Forti quindi di una promozione e di una visibilità molto marcate nel circuito “che conta”, i Doomirders avevano già fatto parlare positivamente di sé con il precedente Darkness Come Alive, più vicino rispetto ad oggi ad un doom classico ed abbastanza canonico, mentre con il nuovo Grand Blood le cose si complicano ulteriormente. Nell’inevitabile gioco dei rimandi e delle influenze, sembra che il gruppo abbia frullato insieme consistenti dosi di Mastodon e Baroness ad un indole sguaiata derivante dal punk rintracciabile soprattutto nei primi lavori di un gruppo come i Coliseum. Dei primi gruppi citati, i Doomriders riprendono soprattutto il gusto per gli arrangiamenti spigolosi (“New Pyramids”, “Mankind”) e per le melodie inusuali diventate ormai marchio di fabbrica per la band di John Baizley, come dimostrano egregiamente la titletrack “Grand Blood” e “Gone To Hell”. L’irruenza più spiccia invece non tarda a mostrarsi in episodi come “Bad Vibes” e “Back Taxes”, davvero coinvolgenti grazie soprattutto al drumming martellante di Q e alle linee vocali berciate del cantante/chitarrista Nate Newton, nome noto per la sua militanza passata in altre band di spessore come Old Man Gloom, The Ocean, e guarda caso proprio nei Converge. In ogni caso, non mancano nemmeno momenti più lenti e pesanti, dove i Nostri mettono in mostra con eleganza e stile uno sludge metal che potremmo definire puro e senza contaminazioni: “Death In The Heat” piega l’ascoltatore sotto il suo peso di tonnellate di watt, mentre la conclusiva “Father Midnight”, grazie a fraseggi chitarristici ottimamente realizzati, si insinua nella mente per non uscirne più anche a distanza di molto tempo.
L’ispirazione risulta dunque piuttosto elevata e di carattere, nonostante l’ombra delle band citate poc’anzi sia ancora ingombrante, coprendo in parte la bontà e gli spunti più personali di Grand Blood.
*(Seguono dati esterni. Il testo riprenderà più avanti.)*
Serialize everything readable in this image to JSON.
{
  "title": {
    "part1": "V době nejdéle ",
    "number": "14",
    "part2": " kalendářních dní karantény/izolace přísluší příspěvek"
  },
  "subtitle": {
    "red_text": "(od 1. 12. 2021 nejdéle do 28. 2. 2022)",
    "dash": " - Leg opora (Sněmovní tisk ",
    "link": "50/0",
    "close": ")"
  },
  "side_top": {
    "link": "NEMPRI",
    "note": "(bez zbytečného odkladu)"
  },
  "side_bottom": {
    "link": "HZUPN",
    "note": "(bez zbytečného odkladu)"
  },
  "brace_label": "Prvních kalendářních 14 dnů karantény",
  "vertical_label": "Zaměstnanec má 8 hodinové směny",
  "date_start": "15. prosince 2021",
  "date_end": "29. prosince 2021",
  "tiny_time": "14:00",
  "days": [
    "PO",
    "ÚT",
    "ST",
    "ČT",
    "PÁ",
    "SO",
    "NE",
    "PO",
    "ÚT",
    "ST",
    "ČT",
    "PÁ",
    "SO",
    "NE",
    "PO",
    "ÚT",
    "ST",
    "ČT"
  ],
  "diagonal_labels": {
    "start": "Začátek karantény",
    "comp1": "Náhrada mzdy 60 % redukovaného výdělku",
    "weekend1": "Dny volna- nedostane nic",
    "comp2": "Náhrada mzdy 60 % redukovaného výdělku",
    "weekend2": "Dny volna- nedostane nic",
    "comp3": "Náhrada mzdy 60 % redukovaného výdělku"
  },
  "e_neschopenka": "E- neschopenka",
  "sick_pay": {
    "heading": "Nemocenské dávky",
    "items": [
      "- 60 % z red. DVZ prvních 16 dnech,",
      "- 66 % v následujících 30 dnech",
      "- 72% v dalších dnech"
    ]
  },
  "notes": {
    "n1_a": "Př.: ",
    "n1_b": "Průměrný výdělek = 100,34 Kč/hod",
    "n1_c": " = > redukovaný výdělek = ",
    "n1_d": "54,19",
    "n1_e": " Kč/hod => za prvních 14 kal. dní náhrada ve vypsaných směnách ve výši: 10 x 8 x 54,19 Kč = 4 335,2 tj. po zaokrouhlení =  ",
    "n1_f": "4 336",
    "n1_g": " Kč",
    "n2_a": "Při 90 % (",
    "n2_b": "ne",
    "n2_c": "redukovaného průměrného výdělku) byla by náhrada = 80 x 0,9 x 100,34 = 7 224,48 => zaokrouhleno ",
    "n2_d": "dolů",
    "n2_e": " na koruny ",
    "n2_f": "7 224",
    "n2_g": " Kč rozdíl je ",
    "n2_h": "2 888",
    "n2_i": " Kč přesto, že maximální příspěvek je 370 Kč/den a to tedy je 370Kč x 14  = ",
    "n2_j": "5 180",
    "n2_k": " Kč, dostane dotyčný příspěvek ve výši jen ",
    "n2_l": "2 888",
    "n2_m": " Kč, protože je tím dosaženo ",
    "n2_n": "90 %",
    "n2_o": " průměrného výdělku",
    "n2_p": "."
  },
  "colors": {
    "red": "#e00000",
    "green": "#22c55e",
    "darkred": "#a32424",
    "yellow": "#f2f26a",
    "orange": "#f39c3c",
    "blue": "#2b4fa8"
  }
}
I Doomriders riescono ad unire con relativa scioltezza le diverse anime interne al gruppo, nonostante talvolta il tutto risulti un poco risentito e mai davvero imprevedibile. Ascolto consigliato vivamente a tutti gli amanti di questo “nuovo” genere che, tocca dirlo, ha trovato la sua più felice esposizione su suolo americano grazie alle innumerevoli uscite che regolarmente escono da questo continente. In questo senso, Grand Blood non fa altro che andare a rimpolpare ulteriormente questo segmento discografico, ma badate bene di non sottovalutarne la reale portata, perché riserva al suo interno diverse ottime composizioni realizzate con sangue, sudore e fango.